人生100年時代、第二の人生をガラリと変える人もいます。結婚、子育て、離婚、病気の発症を経て、53歳でスペイン留学を決めたRitaさんの連載。今回は、なぜスペインという土地を選んだのか、決め手になったことなどをつづってくれました。

お金がなくても、スペインへ留学を決めた理由

やるべきことも、やりたいこともすべて終わったと思い込んでいた人生。「留学でもしてみたら?」と、娘のこのひとことで心が高鳴り、「人生を変える」ということに、必死にしがみつきたくなりました。

このとき、子どもたちは社会人となり、私は都内の賃貸住宅にひとり暮らし。両親は健康に気をつけながら生活をしてくれているし、仕事が辞めにくいのはいつでも同じ…。そのとき、私が日本にいなければならない理由がなにひとつないことに気づき、「このチャンスを逃したくない!」そう思ったのです。

●旅行で訪れたときのスペインの高齢女性を思い出して…

とはいえ、「どこで、なにをする?」。
今まで、海外との縁といえば、東南アジア諸国への旅行くらい。加えて、元夫の仕事の関係で中国へ在住したことがありました。このときは幼少期の子どもたちを連れ、日本人社会の中での生活。中国語のレッスンを受けても買い物言葉程度までしか上達せず、早くも自分の語学センスのなさに失望していました。

さらに、英語にも人一倍苦手意識があったため、どうせなら真新しい言語を習得してみたい! イチからがんばれるものがいい、と世界地図を思い浮かべるなか、スペインが候補に挙がってきました。

スペインは、以前娘が仕事で駐在しているときに訪ねたことがあり、人々の明るさが目に焼きついていました。見知らぬ人たちとも挨拶を交わし、笑い声が響き、夜遅くまで会話を楽しむ。まさに人生のお手本に見えたのです。

なかでも印象的だったのが、たまたま見かけた70代と思われる白髪婦人。真っ赤なドレスを着て赤ワインを一人で飲んでいた姿を見て、自分が年齢を理由に様々なことにフタをしていたことに気がつきました。
「あんなすてきな歳のとり方をしたい」「“もう”50代だと思っていたけれど、もしかすると“まだ”50代なのではないか…」
ご婦人の姿は、私をそんな気持ちにさせてくれました。「あの人の国に行きたい!」
胸が躍るという感覚が、久しぶりに押し寄せました。

●貯金がなくなっても「なにかを変えたい」一心で行動

スペインで、スペイン語のための留学…徐々に方向が固まりだし、同時に夜な夜なお金の計算をする日々となりました。離婚後は数種類の仕事をかけもち、なんとか生活が保てていたため、正直、貯蓄が始められたのは子どもたちが社会人になってから。大きな蓄えはありませんでした。

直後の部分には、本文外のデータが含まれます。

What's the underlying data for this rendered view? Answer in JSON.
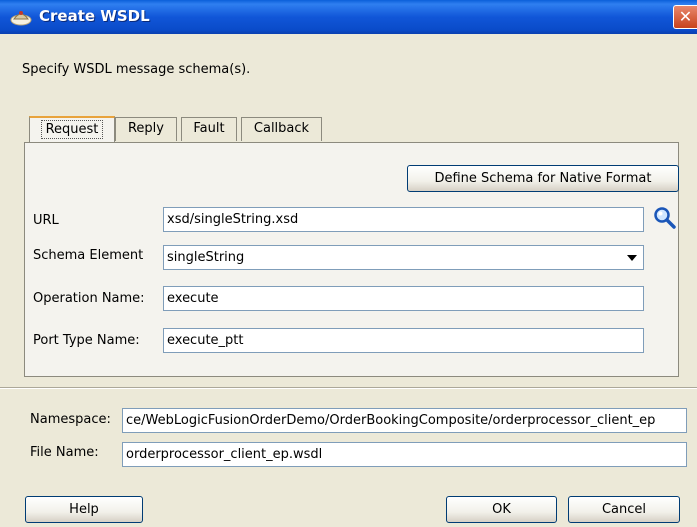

そのため、保険も崩せるものはすべて解約し、洋服やバッグ、書籍も思いきって売って、お金をつくりました。小さなワンルームの生活だったとはいえ、人生をスーツケースひとつに詰め込むにはほとんどの生活品を処分しなければなりませんでした。そして処分により生まれたわずかなお金も、渡航費として貯めていきました。

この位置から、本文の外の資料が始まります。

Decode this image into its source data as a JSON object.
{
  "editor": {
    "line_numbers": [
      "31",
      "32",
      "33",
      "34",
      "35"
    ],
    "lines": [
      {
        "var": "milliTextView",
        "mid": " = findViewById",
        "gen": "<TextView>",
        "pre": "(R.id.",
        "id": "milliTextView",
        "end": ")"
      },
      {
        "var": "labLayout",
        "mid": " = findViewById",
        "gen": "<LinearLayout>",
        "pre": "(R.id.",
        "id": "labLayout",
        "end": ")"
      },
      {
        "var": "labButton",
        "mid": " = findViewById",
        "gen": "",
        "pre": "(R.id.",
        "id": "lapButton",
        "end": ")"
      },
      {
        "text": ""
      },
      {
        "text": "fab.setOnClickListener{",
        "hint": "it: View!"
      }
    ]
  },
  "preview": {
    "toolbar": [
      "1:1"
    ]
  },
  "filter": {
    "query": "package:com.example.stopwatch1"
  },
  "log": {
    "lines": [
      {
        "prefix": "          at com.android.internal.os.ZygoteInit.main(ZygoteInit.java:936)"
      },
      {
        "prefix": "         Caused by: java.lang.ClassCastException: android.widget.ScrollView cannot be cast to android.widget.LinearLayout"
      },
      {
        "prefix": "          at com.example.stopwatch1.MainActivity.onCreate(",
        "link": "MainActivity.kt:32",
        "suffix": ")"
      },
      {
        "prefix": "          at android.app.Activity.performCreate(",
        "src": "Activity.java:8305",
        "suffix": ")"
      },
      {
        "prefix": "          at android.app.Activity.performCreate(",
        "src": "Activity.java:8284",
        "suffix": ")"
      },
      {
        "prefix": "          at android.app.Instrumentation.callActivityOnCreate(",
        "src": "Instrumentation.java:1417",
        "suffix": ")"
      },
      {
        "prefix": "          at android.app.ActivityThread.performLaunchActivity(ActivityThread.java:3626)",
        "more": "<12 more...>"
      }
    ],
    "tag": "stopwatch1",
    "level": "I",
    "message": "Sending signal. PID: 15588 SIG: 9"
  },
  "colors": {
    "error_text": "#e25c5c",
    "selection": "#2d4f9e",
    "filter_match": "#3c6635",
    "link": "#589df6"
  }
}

まずは250万円。語学学校の費用と生活費、この金額があれば1年間は生きていけると計算しました。あの口座にも少しお金があったかも…あの保険を解約すれば…この日まで待てば給料日だから…と、電卓ばかり叩いていました。
このとき、たとえ貯蓄が空っぽになっても「きっと、どうにかなる」と思えたのは、「なにかを変えたい!」という気持ちを失いたくなかったからです。それまでは国内旅行ですらもったいなくて行けなかったのに、あのとき動いた心は今考えても不思議です。もう一度、最後に自分の人生を生きてみたかったのかもしれません。

●ダメならまたイチからやり直せばいい

これまでの私は、〇〇家の奥さん、〇〇ちゃんのお母さん、〇〇会社の人、常に所属する場所があり立場に合わせたふるるまいが必要で、だからこそ守られた生活でもありました。渡航に向けて住民票を抜き、健康保険証を返却し、マイナンバーカードを失効…あらゆる紐づけから外れ不安が募っても、後戻りしたいとは思いませんでした。

「絶対なんとしてでも成功してみせる!」…そんな強い思いはまったくなく、もしもダメなら帰ってくればいいじゃない、同じ会社には勤められなくても、どこかしらに勤務して、またイチから始めたって大きく変わらない。たとえ給与が下がっても、この経験をもてた自分の方がいいじゃない! そんな、ふわっとした気持ちを大切にしていました。

若い世代とは違う留学、久しぶりすぎる勉学、健康面の不安…決して意気込みすぎず、「違う国で一人で生きてみる」ということを目標にしました。
そして出発日が近づくにつれ最大の不安は「無事にスペインへ到着できるのか」。トランジットもある23時間もの移動、じつは一人で飛行機に乗るのも初めてだったのです。